Einer im März dieses Jahres durchgeführten Studie des Linzer Meinungsforschungsinstitus IMAS zufolge, könnten zumindest in Österreich sehr viele Menschen derart angesprochen, keinen Titel nennen. Auf die Frage "Wie häufig lesen Sie in Ihrer Freizeit ein Buch?" wählten 48 % der Befragten die Antwort "Seltener bzw. nie". In der zeitlichen Entwicklung lässt sich in ähnlicher Weise ein wenig erfreuliches Bild erkennen.
Gaben im Jahr 1973 noch knapp zwei Drittel an, sich beliebiger Lektüre "Sehr gern" bzw. "Ziemlich gern" zu widmen, so sind es aktuell nur mehr 46 Prozent, die Freude im Lesen finden.
Am anderen Ende des Spektrums, also dort, wo die Beschäftigung mit Büchern, Zeitschriften und Zeitungen als nicht erbaulich empfunden wird, hingegen verdreifachte sich der Wert.
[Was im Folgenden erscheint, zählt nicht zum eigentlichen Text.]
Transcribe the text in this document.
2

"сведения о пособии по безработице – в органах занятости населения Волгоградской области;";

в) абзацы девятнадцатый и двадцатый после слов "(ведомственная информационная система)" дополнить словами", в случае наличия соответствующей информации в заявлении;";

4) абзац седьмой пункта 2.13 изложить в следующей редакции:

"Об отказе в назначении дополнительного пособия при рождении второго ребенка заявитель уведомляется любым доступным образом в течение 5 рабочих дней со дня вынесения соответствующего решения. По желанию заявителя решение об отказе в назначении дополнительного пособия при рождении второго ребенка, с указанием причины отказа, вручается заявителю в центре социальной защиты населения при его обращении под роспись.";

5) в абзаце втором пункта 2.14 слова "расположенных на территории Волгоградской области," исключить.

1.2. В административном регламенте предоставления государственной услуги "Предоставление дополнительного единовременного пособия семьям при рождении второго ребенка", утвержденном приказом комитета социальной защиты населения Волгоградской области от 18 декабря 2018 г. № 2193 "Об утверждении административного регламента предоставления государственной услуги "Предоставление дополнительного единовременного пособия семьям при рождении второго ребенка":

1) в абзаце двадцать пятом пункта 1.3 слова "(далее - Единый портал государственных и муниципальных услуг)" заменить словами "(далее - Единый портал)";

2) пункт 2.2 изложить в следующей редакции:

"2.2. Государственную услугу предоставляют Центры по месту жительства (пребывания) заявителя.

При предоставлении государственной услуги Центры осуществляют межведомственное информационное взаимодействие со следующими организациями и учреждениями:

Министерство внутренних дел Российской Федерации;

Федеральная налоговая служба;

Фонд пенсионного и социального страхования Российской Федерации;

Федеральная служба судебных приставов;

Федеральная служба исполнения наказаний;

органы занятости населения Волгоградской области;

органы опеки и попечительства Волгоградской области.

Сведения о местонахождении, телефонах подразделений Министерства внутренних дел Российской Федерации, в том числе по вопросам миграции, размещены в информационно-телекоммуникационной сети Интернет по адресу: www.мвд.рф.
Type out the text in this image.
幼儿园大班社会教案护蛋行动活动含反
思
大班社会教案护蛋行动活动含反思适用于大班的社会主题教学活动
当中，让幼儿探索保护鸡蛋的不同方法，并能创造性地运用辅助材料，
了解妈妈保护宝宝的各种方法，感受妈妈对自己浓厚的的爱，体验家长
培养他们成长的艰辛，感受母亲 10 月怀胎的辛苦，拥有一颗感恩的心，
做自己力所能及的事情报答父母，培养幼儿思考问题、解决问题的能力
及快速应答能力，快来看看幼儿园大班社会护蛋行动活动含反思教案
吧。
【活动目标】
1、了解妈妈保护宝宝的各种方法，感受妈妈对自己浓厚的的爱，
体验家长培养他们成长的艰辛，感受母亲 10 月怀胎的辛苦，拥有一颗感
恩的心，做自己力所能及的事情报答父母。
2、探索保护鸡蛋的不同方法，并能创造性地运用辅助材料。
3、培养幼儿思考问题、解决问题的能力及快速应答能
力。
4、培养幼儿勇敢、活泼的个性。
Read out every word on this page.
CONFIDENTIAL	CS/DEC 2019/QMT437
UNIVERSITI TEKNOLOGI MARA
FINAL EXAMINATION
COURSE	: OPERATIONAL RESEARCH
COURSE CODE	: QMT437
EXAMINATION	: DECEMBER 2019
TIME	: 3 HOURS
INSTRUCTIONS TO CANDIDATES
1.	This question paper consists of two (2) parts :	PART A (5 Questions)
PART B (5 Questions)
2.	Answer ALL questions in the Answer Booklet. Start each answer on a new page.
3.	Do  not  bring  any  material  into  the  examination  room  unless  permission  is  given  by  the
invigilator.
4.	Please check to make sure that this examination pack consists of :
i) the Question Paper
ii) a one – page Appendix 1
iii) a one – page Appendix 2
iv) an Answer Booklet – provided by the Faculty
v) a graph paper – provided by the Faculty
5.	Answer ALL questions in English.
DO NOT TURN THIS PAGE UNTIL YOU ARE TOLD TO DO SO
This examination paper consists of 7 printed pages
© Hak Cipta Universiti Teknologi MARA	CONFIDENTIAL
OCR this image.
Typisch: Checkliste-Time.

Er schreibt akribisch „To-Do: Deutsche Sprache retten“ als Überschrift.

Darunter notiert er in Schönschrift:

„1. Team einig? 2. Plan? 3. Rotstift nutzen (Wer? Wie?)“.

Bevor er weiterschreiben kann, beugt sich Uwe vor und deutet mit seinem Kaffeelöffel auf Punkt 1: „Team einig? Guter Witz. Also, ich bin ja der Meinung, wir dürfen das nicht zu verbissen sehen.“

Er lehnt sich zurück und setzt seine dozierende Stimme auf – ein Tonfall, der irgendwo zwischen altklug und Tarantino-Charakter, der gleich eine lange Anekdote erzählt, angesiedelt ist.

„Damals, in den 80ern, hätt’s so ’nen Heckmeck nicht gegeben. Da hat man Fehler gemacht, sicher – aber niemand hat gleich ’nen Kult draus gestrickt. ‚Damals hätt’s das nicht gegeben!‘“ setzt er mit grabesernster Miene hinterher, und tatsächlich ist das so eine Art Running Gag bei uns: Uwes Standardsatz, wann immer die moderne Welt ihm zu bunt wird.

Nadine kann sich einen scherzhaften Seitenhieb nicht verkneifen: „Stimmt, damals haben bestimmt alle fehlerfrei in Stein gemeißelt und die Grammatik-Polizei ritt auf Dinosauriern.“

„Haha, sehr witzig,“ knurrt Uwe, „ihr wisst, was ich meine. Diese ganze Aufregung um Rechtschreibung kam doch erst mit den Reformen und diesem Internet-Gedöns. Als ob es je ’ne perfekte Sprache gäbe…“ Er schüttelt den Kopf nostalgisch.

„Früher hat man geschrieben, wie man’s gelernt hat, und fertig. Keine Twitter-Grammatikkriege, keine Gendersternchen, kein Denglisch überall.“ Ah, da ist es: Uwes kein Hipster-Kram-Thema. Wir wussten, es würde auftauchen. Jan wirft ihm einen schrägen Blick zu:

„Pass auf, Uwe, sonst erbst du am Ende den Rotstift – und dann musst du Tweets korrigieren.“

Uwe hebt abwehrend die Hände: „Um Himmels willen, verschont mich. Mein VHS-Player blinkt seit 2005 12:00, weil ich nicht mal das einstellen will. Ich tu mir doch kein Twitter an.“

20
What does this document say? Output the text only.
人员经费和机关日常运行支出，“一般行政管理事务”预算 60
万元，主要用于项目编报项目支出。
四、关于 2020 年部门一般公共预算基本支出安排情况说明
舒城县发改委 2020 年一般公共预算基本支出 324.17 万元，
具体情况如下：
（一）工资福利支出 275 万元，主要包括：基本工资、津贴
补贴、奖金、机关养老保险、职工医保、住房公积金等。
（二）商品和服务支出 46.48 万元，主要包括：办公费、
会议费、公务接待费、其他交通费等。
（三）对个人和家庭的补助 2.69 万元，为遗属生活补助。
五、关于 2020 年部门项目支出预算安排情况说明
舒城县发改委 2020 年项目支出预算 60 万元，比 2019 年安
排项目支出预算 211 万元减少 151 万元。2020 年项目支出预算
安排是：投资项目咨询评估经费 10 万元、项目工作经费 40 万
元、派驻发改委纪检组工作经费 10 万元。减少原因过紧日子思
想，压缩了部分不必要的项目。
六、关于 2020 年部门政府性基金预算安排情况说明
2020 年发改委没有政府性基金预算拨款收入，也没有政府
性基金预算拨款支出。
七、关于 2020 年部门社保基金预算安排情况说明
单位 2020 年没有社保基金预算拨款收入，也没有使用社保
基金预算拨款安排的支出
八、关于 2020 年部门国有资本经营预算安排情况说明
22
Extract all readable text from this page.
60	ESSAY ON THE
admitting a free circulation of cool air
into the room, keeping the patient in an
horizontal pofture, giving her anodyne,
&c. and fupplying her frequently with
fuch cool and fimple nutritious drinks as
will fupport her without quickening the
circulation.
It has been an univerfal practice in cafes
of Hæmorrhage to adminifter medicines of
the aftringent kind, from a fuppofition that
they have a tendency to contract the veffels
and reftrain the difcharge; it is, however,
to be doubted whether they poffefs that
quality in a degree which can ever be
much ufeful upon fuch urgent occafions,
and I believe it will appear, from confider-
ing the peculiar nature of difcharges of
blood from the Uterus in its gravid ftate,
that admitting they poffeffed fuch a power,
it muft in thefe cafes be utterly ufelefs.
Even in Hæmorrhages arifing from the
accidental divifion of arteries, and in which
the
Aber genug der Zahlen, wer sich genauer für Erhebung und Methodik interessiert, findet am Ende dieses Artikels den Link dazu. Auf einem Blog für Bücherfreunde die sinkende Lesemoral zu beklagen, ist ohnehin müßig. Vielmehr ist es doch interessant, was dies nun für uns bedeutet.
Der
erste naheliegende Schluß ist, daß die Menschen ihre kostbare Freizeit mit anderen Aktivitäten verbringen. Möglichkeiten zur Zerstreuung gibt es ausreichend, alleine in Soziale Medien (die in den 1970er Jahren noch kein Thema waren) kann man viele Stunden investieren. Demzufolge dürfte auch der Buchmarkt wenn schon nicht kleiner, so doch wesentlich härter umkämpft als noch vor einigen Dekaden werden. Verlage müssen finanzielle Konsequenzen ziehen, Einsparungen vornehmen.
Der naheliegende Gedanke ist daher, auf bekannte Autoren und Titel zu setzen, und die Bereitschaft, auf junge Talente zu setzen, entsprechend reduzieren. Dazu kommt, daß durch die Digitalisierung von Büchern die Produktion und Vermarktung von Texten in einem bisher ungekannten Ausmaß möglich ist. Die Selfpublishing-Szene blüht, jeder, der mit ausreichend Selbstvertrauen ausgestattet ist, kann - überspitzt ausdgedrückt - seine Schulaufsätze als große Literatur verkaufen. Gewiß schlummert in so manchem Zeitgenossen das Potential, sich nach einer Reifungsphase mit diesem Attribut zu schmücken, vielen von ihnen möchte man allerdings spontan den Begriff "Lektorat" vor die Nase buchstabieren.
Wie aber trennt man nun die Spreu vom Weizen, wie findet man die Nadel im berühmten Heuhaufen?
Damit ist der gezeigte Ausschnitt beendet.